En 1941, âgé de 22 ans, il est mobiisé et affecté à une unité de l’armée impériale basée dans la ville de Kokura (aujourd’hui Kita-Kyûshû). La guerre sino-japonaise était déjà devenue un bourbier et, en décembre, le Japon lança l’attaque sur Pearl Harbor, plongeant le pays dans la Guerre du Pacifique contre les nations alliées des États-Unis et de la Grande-Bretagne. En 1943, il fut envoyé à Fuzhou en Chine, où il participa à des activités telles que le décryptage de messages militaires et le travail de propagande pour encourager les résidents locaux à coopérer. Il se rendait dans les villages voisins, présentant ses propres spectacles de bandes dessinées sur le thème de la nécessité de la coopération et de l’harmonie entre les deux pays, avec des phrases telles que « le Japon et la Chine sont comme des jumeaux ».
Sur le chemin de Shanghai à la fin de la guerre, l’unité de Yanase fut bombardée par l’armée chinoise. Une bombe explosa à proximité et une balle passa près de son oreille. Les soldats japonais et chinois mouraient les uns après les autres. La guerre le dégoûta ». À Shanghai, il contracta le paludisme et endura une fièvre de plus de 40 degrés pendant plusieurs jours. Il n’avait pour se nourrir que de la bouillie de riz liquide deux fois par jour, au petit-déjeuner et au dîner. Il fut contraint de consommer de l’herbe pour apaiser sa faim. Yanase réalisait à quel point il était douloureux et honteux de ne pas avoir à manger.

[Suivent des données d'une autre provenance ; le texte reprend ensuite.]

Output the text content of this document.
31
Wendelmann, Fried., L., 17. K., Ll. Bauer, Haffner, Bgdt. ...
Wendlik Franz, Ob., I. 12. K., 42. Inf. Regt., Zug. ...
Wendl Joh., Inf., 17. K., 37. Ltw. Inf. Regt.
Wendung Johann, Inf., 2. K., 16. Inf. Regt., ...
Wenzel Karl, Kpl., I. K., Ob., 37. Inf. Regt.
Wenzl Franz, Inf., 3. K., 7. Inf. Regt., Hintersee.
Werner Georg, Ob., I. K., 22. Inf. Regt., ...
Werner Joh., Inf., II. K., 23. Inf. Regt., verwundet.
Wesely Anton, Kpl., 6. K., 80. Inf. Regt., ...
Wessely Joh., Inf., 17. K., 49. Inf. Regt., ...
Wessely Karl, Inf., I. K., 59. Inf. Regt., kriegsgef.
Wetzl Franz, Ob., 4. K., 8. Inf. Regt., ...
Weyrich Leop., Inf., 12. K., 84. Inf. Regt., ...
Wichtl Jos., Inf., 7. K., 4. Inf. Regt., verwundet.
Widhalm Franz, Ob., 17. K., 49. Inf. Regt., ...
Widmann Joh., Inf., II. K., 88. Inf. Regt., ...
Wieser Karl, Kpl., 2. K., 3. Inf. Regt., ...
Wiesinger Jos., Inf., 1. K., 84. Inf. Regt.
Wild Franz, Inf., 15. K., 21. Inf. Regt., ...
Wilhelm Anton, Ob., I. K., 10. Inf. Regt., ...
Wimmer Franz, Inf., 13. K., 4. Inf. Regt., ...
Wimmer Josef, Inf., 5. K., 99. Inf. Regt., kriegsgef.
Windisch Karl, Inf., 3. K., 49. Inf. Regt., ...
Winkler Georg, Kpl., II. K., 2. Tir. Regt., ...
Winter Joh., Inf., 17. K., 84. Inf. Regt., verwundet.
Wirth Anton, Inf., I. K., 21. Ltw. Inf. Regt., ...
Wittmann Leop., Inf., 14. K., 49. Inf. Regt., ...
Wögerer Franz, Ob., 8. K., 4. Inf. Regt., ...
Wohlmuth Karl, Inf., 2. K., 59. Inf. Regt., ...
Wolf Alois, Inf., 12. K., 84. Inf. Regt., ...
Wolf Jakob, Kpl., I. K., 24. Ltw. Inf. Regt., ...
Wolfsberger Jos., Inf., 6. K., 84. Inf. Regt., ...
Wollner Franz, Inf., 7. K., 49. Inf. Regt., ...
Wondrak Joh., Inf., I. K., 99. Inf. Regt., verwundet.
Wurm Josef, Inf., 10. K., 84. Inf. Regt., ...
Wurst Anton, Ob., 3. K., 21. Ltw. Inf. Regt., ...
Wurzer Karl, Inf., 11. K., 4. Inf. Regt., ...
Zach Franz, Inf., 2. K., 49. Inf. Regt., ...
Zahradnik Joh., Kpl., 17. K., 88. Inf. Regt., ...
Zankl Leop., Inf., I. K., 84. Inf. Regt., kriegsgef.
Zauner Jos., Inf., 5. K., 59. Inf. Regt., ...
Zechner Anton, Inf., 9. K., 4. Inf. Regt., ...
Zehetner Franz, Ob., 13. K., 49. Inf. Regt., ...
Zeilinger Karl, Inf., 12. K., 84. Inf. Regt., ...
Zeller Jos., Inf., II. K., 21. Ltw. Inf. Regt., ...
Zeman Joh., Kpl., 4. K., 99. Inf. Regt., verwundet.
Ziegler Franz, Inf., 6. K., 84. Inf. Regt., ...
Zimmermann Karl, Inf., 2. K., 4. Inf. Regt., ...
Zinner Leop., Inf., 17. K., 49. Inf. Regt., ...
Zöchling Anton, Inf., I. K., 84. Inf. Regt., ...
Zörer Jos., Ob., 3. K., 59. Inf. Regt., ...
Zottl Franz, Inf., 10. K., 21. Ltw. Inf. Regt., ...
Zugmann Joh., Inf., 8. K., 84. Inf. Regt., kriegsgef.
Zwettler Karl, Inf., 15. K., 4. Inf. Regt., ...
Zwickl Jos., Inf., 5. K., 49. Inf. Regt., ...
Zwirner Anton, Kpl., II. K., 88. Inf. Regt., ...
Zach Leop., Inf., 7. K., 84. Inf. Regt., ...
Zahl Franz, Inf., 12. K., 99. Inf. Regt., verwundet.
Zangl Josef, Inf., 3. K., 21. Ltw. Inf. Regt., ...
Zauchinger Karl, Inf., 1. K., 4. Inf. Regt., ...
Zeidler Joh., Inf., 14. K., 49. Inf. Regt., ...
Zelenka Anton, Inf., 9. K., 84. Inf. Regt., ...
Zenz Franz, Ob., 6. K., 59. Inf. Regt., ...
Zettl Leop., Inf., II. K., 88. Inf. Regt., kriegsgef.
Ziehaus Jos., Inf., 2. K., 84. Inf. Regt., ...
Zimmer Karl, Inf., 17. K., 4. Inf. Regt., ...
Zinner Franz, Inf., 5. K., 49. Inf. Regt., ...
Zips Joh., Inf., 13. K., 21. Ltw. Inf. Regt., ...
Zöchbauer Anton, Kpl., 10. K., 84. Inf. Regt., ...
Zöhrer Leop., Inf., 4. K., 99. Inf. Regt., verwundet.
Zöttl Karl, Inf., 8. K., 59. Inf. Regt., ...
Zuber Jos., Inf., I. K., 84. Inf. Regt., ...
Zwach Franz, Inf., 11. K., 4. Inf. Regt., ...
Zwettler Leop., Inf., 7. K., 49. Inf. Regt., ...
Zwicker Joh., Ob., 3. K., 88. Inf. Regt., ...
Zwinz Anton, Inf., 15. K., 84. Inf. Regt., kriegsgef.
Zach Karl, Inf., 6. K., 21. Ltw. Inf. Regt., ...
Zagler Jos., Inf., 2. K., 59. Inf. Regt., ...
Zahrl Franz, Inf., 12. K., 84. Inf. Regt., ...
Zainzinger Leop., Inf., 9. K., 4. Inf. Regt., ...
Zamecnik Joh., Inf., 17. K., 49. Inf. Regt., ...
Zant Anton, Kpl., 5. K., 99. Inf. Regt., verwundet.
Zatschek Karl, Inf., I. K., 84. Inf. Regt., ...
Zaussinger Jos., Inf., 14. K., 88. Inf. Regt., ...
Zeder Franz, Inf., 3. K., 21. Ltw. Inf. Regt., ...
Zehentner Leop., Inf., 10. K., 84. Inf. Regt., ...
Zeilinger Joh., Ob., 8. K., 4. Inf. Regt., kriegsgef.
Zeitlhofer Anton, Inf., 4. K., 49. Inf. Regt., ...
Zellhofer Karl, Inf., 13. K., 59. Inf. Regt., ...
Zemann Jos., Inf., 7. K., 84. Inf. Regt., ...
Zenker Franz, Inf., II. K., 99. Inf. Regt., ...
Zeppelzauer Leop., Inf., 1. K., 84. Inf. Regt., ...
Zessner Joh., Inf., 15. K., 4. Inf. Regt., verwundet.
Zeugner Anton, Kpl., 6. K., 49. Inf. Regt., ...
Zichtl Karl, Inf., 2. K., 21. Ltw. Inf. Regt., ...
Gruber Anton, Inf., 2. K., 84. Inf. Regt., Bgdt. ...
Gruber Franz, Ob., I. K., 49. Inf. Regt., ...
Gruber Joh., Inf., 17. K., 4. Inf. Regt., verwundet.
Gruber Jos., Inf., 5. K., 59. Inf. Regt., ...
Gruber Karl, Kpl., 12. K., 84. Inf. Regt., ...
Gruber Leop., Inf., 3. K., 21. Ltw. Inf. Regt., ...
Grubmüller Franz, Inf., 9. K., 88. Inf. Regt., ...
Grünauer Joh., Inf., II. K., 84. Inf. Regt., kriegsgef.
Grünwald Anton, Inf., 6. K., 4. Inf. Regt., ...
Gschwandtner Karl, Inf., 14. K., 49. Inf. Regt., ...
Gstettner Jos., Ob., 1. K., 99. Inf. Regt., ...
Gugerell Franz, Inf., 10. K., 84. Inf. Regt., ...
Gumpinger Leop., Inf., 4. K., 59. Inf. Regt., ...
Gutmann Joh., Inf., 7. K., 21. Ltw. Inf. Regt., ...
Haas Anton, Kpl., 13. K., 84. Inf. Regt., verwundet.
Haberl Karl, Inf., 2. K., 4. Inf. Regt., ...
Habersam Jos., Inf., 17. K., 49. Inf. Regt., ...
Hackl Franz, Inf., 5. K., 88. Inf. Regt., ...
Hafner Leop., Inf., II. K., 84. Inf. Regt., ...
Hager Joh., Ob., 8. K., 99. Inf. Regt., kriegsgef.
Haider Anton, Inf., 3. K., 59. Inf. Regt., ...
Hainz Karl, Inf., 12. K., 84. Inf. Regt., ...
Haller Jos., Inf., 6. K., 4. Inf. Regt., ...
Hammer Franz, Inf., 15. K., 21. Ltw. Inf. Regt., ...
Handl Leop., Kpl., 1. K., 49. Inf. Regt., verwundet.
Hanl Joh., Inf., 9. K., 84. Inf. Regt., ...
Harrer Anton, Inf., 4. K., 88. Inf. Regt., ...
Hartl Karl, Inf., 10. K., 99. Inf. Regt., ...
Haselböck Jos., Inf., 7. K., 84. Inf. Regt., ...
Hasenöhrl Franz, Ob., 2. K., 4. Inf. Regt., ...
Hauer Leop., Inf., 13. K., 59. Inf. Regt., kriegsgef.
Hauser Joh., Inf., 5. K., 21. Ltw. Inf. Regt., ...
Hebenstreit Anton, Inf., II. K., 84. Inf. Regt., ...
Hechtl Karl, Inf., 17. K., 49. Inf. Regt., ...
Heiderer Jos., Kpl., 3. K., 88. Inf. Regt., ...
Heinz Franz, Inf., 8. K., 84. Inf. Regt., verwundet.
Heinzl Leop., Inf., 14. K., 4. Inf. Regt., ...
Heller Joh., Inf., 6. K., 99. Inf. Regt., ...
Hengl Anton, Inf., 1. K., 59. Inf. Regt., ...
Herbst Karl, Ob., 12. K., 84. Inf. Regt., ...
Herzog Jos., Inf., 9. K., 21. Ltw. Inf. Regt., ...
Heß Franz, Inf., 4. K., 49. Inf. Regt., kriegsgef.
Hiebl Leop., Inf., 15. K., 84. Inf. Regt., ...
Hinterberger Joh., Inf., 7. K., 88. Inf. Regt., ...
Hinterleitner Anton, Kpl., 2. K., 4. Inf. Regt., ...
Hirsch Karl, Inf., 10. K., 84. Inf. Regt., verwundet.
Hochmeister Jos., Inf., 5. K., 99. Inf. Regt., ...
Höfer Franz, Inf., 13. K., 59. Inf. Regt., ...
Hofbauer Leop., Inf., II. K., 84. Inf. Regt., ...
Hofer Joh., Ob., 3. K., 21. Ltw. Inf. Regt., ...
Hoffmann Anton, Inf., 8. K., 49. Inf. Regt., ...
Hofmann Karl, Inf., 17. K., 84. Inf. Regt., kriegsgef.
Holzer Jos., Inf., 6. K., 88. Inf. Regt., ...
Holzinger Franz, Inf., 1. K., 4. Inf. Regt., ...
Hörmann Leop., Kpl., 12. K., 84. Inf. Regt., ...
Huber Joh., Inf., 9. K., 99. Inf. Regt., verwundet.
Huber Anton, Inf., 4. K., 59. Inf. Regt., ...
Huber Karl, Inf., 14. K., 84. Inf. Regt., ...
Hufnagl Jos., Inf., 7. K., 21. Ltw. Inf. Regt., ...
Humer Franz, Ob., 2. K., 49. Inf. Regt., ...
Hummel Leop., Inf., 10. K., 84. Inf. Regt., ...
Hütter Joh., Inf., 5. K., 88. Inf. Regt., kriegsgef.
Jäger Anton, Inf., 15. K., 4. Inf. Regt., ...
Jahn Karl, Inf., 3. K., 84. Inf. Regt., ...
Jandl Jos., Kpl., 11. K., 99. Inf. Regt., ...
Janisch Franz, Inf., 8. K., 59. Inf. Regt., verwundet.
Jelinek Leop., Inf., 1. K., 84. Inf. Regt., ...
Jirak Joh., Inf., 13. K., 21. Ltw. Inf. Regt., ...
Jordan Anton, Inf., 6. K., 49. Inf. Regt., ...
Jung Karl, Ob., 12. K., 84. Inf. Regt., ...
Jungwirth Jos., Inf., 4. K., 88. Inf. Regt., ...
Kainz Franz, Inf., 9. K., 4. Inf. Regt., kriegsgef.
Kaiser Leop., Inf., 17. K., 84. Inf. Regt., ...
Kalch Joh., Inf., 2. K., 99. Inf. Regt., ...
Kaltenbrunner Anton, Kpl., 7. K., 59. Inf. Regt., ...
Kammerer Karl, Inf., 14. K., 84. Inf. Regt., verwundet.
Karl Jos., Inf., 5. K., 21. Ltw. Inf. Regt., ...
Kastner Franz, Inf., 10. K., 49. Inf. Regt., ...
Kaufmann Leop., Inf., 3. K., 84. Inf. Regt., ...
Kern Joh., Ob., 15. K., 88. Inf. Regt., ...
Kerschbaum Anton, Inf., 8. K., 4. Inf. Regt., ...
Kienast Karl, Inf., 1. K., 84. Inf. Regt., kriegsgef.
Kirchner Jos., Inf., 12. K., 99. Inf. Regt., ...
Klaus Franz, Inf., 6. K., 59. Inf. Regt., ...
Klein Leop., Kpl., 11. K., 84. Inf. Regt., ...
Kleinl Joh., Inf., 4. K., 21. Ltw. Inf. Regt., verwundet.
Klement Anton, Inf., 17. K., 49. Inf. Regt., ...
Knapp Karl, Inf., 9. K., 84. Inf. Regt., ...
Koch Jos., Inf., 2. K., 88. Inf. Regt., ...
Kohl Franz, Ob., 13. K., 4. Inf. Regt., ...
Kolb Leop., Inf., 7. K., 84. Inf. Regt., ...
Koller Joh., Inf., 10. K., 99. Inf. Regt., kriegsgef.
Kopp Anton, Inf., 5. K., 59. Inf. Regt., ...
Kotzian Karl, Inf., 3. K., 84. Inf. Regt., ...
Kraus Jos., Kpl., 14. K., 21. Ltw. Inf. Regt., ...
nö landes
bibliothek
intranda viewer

Immédiatement après la fin du conflit, des prisonniers de guerre japonais ont été capturés par la marine américaine à Shanghai. Yanase fut interné dans un établissement situé dans une ville près de Shanghai. En septembre 1945. (Photo 12/UIG/Getty Images)
La guerre en Chine était terminée. Il se souvient de ces jours de 1945 en ces termes :
J’ai vu combien les soldats du pays vaincu étaient misérables. Mon supérieur, qui avait été si arrogant, sans son grade, n’était plus qu’un simple paysan. Il n’avait aucune autorité. (…) Après l’inspection, nous étions divisés en groupes et affectés à des LCS (navires de combat côtiers). Chacun de nous était gardé par un soldat américain armé d’un fusil » (« Je déteste la guerre »).
Pourquoi sommes-nous nés et pourquoi vivons-nous ?
De retour à Kôchi, sa ville natale, en 1946, Yanase apprit que son jeune frère, Chihiro, était mort au combat. Il était devenu lieutenant de marine et se rendait aux Philippines en mission spéciale lorsque son navire fut coulé par un navire de guerre américain.
L’expérience douloureuse du champ de bataille et la mort prématurée de son frère furent les principales forces motrices de la création d’Anpanman. L’armée, qui brandissait sa bannière de « justice » tout en crevant de faim sur le champ de bataille, a toujours été un « héros misérable » pour Yanase. De plus, cette « justice » n’était pas fiable. Lorsque le conflit prit fin, le mal et la justice d’hier furent soigneusement intervertis. Les questions « Qu’est-ce qu’un héros ? » et « Qu’est-ce que la vraie justice ? » demeurèrent longtemps dans le cœur de Yanase.
On dit que 2,3 millions de soldats japonais sont morts pendant la Guerre du Pacifique, comme son jeune frère. Les paroles de la chanson thème de l’anime, « La marche d’Anpanman », peuvent être interprétées comme un requiem pour les jeunes hommes qui ont perdu la vie pendant la guerre. Bien que Yanase ait dit qu’il n’avait jamais pensé jusque-là, je crois que ses sentiments se sont exprimés inconsciemment.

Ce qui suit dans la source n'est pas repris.